B.C. First Nations dispute over North Coast LNG project reaches Ottawa
VANCOUVER — First Nations leaders from British Columbia were scheduled to travel to Ottawa this week to make their case against a proposed liquefied natural gas project near Prince Rupert.
Hereditary Chiefs of Lelu Island, Wetsuwe'ten and Gitxsan First Nations join other leaders to protest what they say are misleading claims of indigenous support for the Petronas-led Pacific Northwest liquefied natural gas project.
A recent letter from Lax Kw'alaams Mayor John Helin to federal Environment Minister Catherine McKenna offered backing for the $36-billion LNG project on Lelu Island, south of Prince Rupert, if two conditions are met.
In a new release, Hereditary Chief Donald Wesley,a Lax Kw'alaams delegation member, says the incorrect claim of aboriginal support led to a letter from the Port Authority of Prince Rupert, threatening the eviction of protesters from traditional Lelu Island territories.

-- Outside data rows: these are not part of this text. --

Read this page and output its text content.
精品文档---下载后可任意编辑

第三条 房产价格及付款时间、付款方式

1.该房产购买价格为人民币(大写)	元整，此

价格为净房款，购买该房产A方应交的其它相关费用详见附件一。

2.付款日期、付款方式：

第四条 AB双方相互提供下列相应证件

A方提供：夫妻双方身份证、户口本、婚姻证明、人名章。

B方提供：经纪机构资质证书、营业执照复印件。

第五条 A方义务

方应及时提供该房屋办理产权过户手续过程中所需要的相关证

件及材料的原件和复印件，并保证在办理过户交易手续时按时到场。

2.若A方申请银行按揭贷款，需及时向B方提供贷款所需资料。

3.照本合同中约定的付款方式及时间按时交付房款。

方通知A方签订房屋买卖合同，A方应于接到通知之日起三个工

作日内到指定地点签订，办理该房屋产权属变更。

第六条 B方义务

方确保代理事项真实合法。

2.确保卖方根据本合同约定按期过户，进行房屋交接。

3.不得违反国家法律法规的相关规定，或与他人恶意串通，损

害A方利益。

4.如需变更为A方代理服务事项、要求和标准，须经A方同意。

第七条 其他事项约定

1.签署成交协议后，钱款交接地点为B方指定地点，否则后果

Opponents of the Pacific Northwest LNG project say it threatens Canada's second largest wild salmon run and could undermine Canada's climate change commitments.
The B.C. government says the project could generate more than 18,000 jobs and produce billions in revenue.
McKenna said in March that a cabinet decision on the environmental assessment should be made by late June.
The news release issued by the delegation pointed to what opponents argue is significant First Nation opposition from leaders and communities throughout northwestern British Columbia and across the province.
First Nations leaders were expected to clarify their position within the Lax Kw'alaams community in regards to Helin's letter and address regional First Nation concerns and opposition to Pacific Northwest LNG while they are in Ottawa.